9659,96%1,15
34,56% 0,06
36,31% 0,92
2916,91% -2,93
4950,44% -1,62
Bir marka yaratmak ve başarılı olmak için sadece kaliteli olmanın yetmediği bir devirde yaşamaktayız.
Bir marka yaratmak ve başarılı olmak için sadece kaliteli olmanın yetmediği bir devirde yaşamaktayız. Kaliteye ilaveten, uluslararası aktörlerle de aranızın iyi olması gerekmektedir. Aksi takdirde beklenmedik bir kota yiyebilir ve tamamen batabilirsiniz.
İşte bu duruma, günümüzde küresel boyutta ticaret savaşları denmektedir. Bakıldığında hemen anlaşılmasa da, olay aslında net: pastayı kimseye kaptırmamak. Hem de her sektörde. Aslında imkânsız gibi duran bu durum, günümüzde iki büyük devletin amacı haline gelmiştir.
Peki bu durumun biz vatandaşlar açısından önemi nedir?
Örneğin, https://cazino-mostbet.com websitesinde detaylarına değinildiği gibi bir eğlenme aracı olan sanal bahisler için ihtiyacınız olan cep telefonunu piyasada bulunanlar arasından temin edebilir yani kısıtlama yememiş markalardan seçmek zorunda kalabilirsiniz.
Görüldüğü üzere işin içinde hep vergi koyma ve kısıtlama olmaktadır. Günümüzde ABD ile Çin arasında var olan bu savaş neticesinde karşılıklı sürtüşme olanca hızıyla devam etmektedir. Örneğin, 2020’ nin sonlarında Amerikan yönetiminin 200 milyar dolarlık devasa bir ek verginin daha yürürlüğe konduğunu açıklamasına karşı Çin, toplam değeri 60 milyar doları bulan ilave bir vergi getirerek misilleme yapmıştır.
Buradaki asıl amaç rakibin büyümesini ve pastadan daha fazla pay almasını engellemektir. Ancak bu kapışmanın da bir sınırı bulunmakta olup, genellikle söz konusu ülkenin ekonomik anlamda dayanabileceği limit olarak ifade edilmektedir.
Bazen ülkeler arasında zorlayıcı hale bu savaş belirli alanlarda ateşkes denemelerine evrilebilir. Mesela 2019 yılında böyle bir çabaya girişen bu iki ülke karşılıkları müzakereleri gerçekleştirmiş ancak sonuç karşılıklı ilan edilen yeni tehditlerden öteye geçememiştir.
İki ülke ile ticaret anlamında en iyi münasebete sahip Avrupa Birliği (AB), aynı zamanda çekişmelerden en fazla etkilenen konsorsiyumdur.
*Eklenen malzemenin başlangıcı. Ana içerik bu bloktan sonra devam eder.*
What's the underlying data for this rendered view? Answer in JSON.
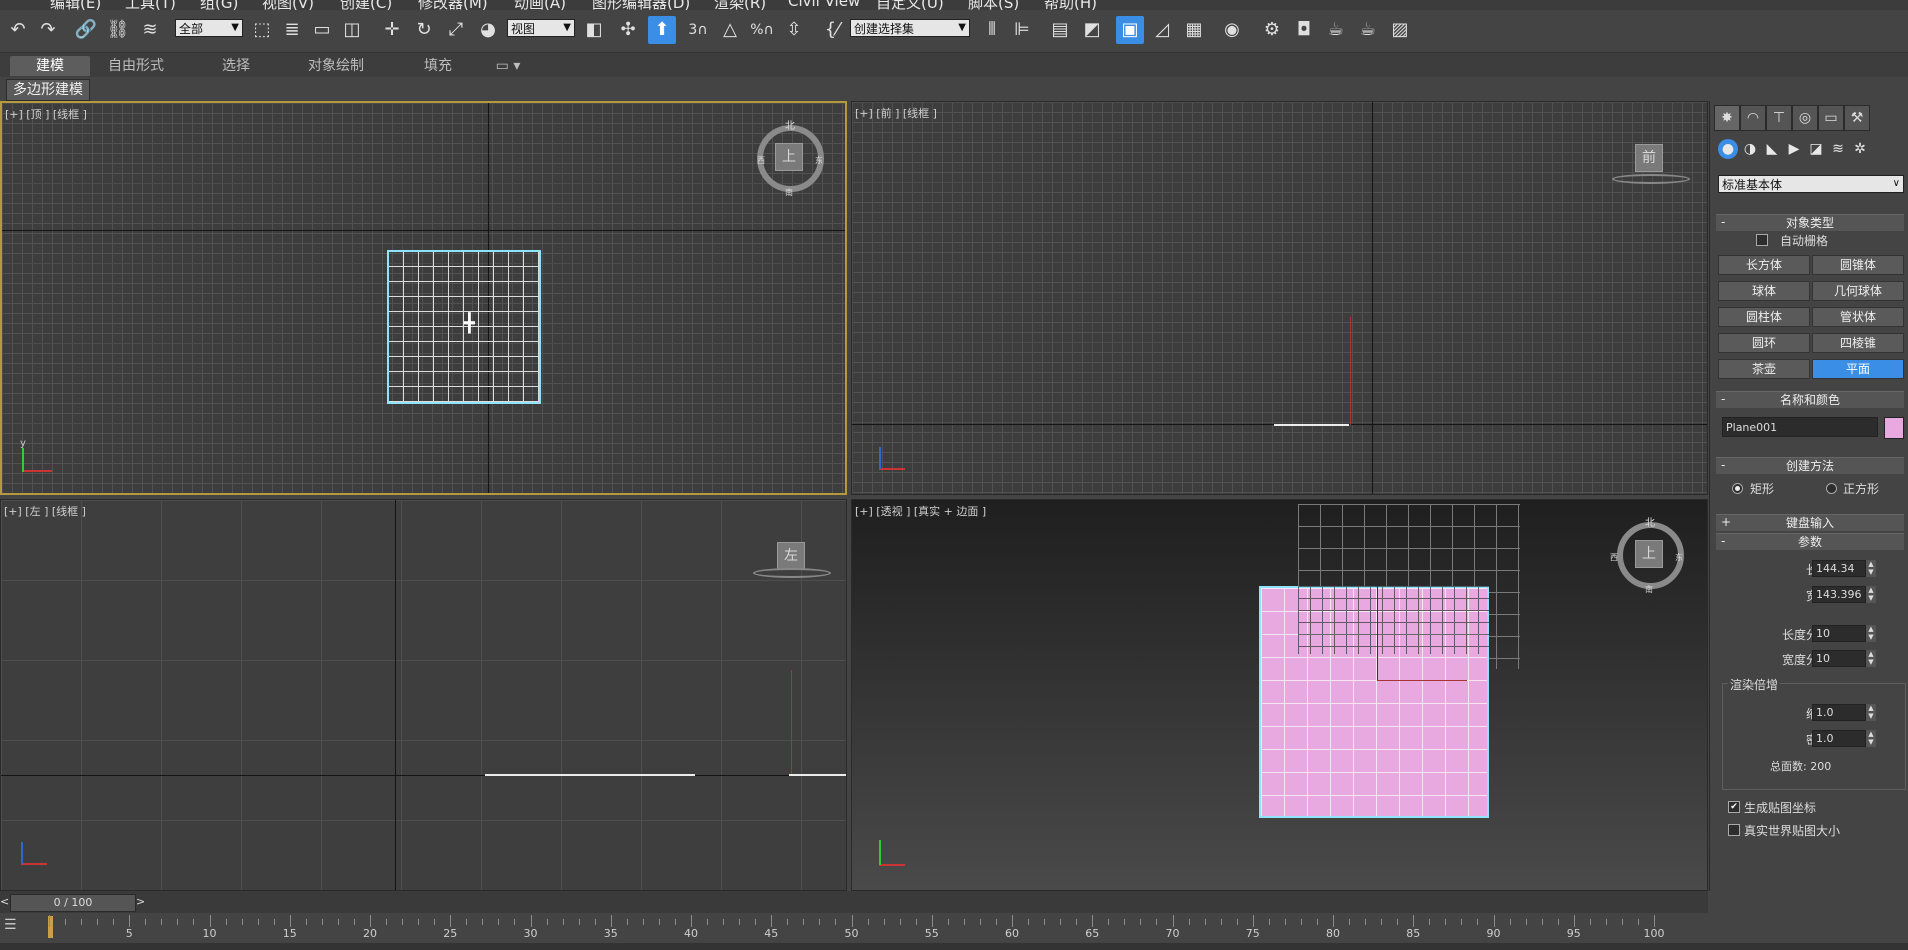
{
  "menu": [
    "编辑(E)",
    "工具(T)",
    "组(G)",
    "视图(V)",
    "创建(C)",
    "修改器(M)",
    "动画(A)",
    "图形编辑器(D)",
    "渲染(R)",
    "Civil View",
    "自定义(U)",
    "脚本(S)",
    "帮助(H)"
  ],
  "toolbar": {
    "selection_filter": "全部",
    "ref_coord": "视图",
    "named_selection": "创建选择集",
    "snap_label": "3",
    "percent_label": "%"
  },
  "ribbon": {
    "tabs": [
      "建模",
      "自由形式",
      "选择",
      "对象绘制",
      "填充"
    ],
    "active_index": 0,
    "subtab": "多边形建模"
  },
  "viewports": {
    "top": {
      "label": "[+] [顶 ] [线框 ]",
      "cube": "上",
      "compass": {
        "n": "北",
        "s": "南",
        "e": "东",
        "w": "西"
      }
    },
    "front": {
      "label": "[+] [前 ] [线框 ]",
      "cube": "前"
    },
    "left": {
      "label": "[+] [左 ] [线框 ]",
      "cube": "左"
    },
    "persp": {
      "label": "[+] [透视 ] [真实 + 边面 ]",
      "cube": "上",
      "compass": {
        "n": "北",
        "s": "南",
        "e": "东",
        "w": "西"
      }
    },
    "axis": {
      "x": "x",
      "y": "y",
      "z": "z"
    }
  },
  "panel": {
    "primitive_type": "标准基本体",
    "object_type_title": "对象类型",
    "autogrid_label": "自动栅格",
    "autogrid_checked": false,
    "buttons": [
      "长方体",
      "圆锥体",
      "球体",
      "几何球体",
      "圆柱体",
      "管状体",
      "圆环",
      "四棱锥",
      "茶壶",
      "平面"
    ],
    "active_button": "平面",
    "name_color_title": "名称和颜色",
    "object_name": "Plane001",
    "object_color": "#e8a8e0",
    "creation_method_title": "创建方法",
    "creation_options": [
      "矩形",
      "正方形"
    ],
    "creation_selected": "矩形",
    "keyboard_input_title": "键盘输入",
    "params_title": "参数",
    "length_label": "长度:",
    "length_value": "144.34",
    "width_label": "宽度:",
    "width_value": "143.396",
    "length_segs_label": "长度分段:",
    "length_segs_value": "10",
    "width_segs_label": "宽度分段:",
    "width_segs_value": "10",
    "render_mult_title": "渲染倍增",
    "scale_label": "缩放:",
    "scale_value": "1.0",
    "density_label": "密度:",
    "density_value": "1.0",
    "total_faces": "总面数: 200",
    "gen_map_label": "生成贴图坐标",
    "gen_map_checked": true,
    "real_world_label": "真实世界贴图大小",
    "real_world_checked": false
  },
  "timeline": {
    "frame_counter": "0 / 100",
    "prev_arrow": "<",
    "next_arrow": ">",
    "ticks": [
      "5",
      "10",
      "15",
      "20",
      "25",
      "30",
      "35",
      "40",
      "45",
      "50",
      "55",
      "60",
      "65",
      "70",
      "75",
      "80",
      "85",
      "90",
      "95",
      "100"
    ]
  },
  "colors": {
    "accent": "#3a8ee6",
    "selection": "#8fe3ff",
    "plane": "#e8a8e0",
    "active_border": "#b39a3c"
  }
}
Bu durum, fillerin tepişmesi sırasında çimenlerin ezilmesi sözüyle rahatça açıklanabilmektedir. Ancak AB ülkeleri, çoğu zaman yaşanan gerilimi fırsata dönüştürüp pastadan pay almayı başarmıştır.
Yaşanan bu gerilimlerin etkisini en aza indirmek için;
Bu başlıklar, sadece yaşanan ekonomik çatışmaların etkisini azaltmakla kalmayıp aynı zamanda ülkemize ticari avantajda kazandıracaktır.
Birlikten kuvvet doğacağı prensibi ile kurulan ve ekonomik anlamda son derece başarılı olan bazı bloklar olduğunu görmekteyiz. Örneğin, Çin’in de dahil olduğu BRICS, 2022 yılında ihracat pastasının yaklaşık beşte birini alarak ABD’ yi sollamıştır. Bu başarının, ekonominin yanında siyasi zafere ve dolayısıyla egemenliğe de direkt etki ettiğini unutmamak gerekir.
Gelişmekte olan ülkeler, durumdan gerekli dersi çıkarabilirlerse hızla ekonomilerini yükseltebileceklerdir. Bu durum tedarik lojistiğininin batı ülkelerinden buraya kayması ile sonuçlanırsa özellikle yeni ekonomik sistemlerin doğuşuna şahit olabiliriz.